The Talima Adventure Water Park, a water park at Talima, an island off Mactan, Cebu, opened last May 22, 2010.  It's a waterpark with life size inflatables much like the ones set up in Lago del Rey, Camarines Sur but at a smaller scale.  
Cebuano's really has the knack (including me) for trying new places.  So I pooled by friends and family one Sunday.  Aboard a rented outrigger boat, we left Queensland Wharf and got to Talima 30 minutes later.  Unfortunately, we (along with so many other boats) were denied entry since they were too full.  We ended up island hopping in the waters of Mactan.
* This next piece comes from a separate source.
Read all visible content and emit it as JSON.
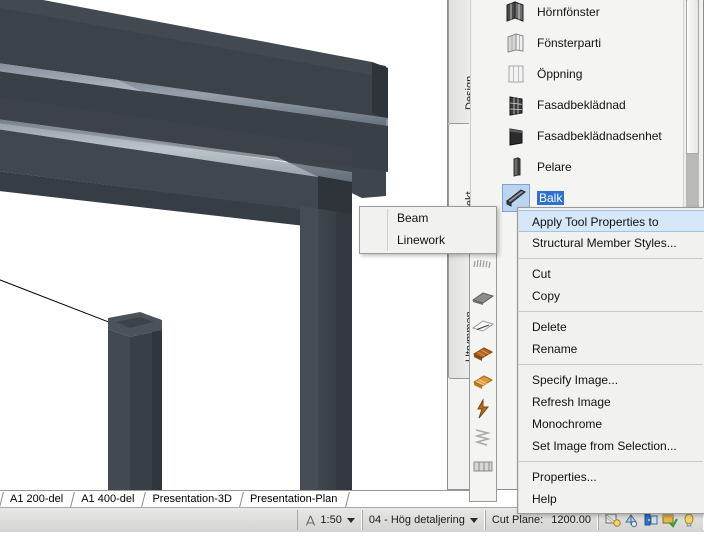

After having been to many other places, it makes me appreciate the waters of Mactan.  I'm lucky to have access to white sandy beach 30 minutes from where I live.  The rest of the day was spent jet skiing!  Oh boy, it has been many years since the last one.  When we were younger, we would beg to rent it for just 30 minutes, and share the time among us siblings.  Jet skiing is an expensive sport, renting one costs about P3500/hour.  Thanks to my friend JJ and her brother, who lent us the unlimited use of the jet ski!  We went skiing circling the islands of Mactan together with the kids.  It excited them as well, fortunately, the sea was calm in the morning.  

Later in the afternoon, we went jet skiing again, near the shores of Mactan Island from Punta Engano to Imperial Water Park Resort.  The water was rough! I was sharing the jetski with my friend A.  We were soaked right from the start with big splashes while our seasoned friends were swiftly skiing with the waves.  As we went along, I was curious about a newly built  resort with a row of villas and a bridgeway hanging on an infinity pool.  It's the Crimson Resort and Spa Mactan, the resort component of Seascape Resort Town by Filinvest Development Corporation.  I ought to check this place out next! :)


How to get here:

Option 1:  Rent a private boat from any resort/outrigger boatman in the shores of Mactan, Island,  a medium sized boat with capacity of 15 pax costs about P2500-3000, while bigger ones with capacity of 30 pax costs P3000-4500; this can be used the whole day.

Option 2: Take a common boat by Islands Banca Cruises at the Hilton Wharf (after Hilton Hotel) for P50/pax one way.  Daily trip schedule (except Wednesdays) is as follows:  8:30 am, 10 am, and 12 noon.  The last returning boat from the park to the  Hilton wharf is at 4 pm.

Option 3:  Take a public outrigger boat for P16 to Sta. Rosa, Olango Wharf at the Hilton Port.  Upon reaching the Olango Wharf, you may need to ride a trike going to Talima Adventure Water Park.

Talima Adventure Water Park Fees:

Don't be deceived by the P100 entrance fees.  On top of the entrance fee, you need to pay the following:

P250 unlimited use of inflatables including life vest
P100 unlimited use of zip n splash
P300 30 mins atv rental

Warning: Timing of the tide is crucial since the inflatables are a few meters from the shore, thus it will be closed during  low tide.  Zip n splash is likewise not allowed during low tide.

Bringing of food is not allowed.  There are a few restaurants and food kiosks like Cheaverz inside the park.  The prices are similar to that in the city (or so they say), but lechon is sold at a hefty price of P600/kilogram.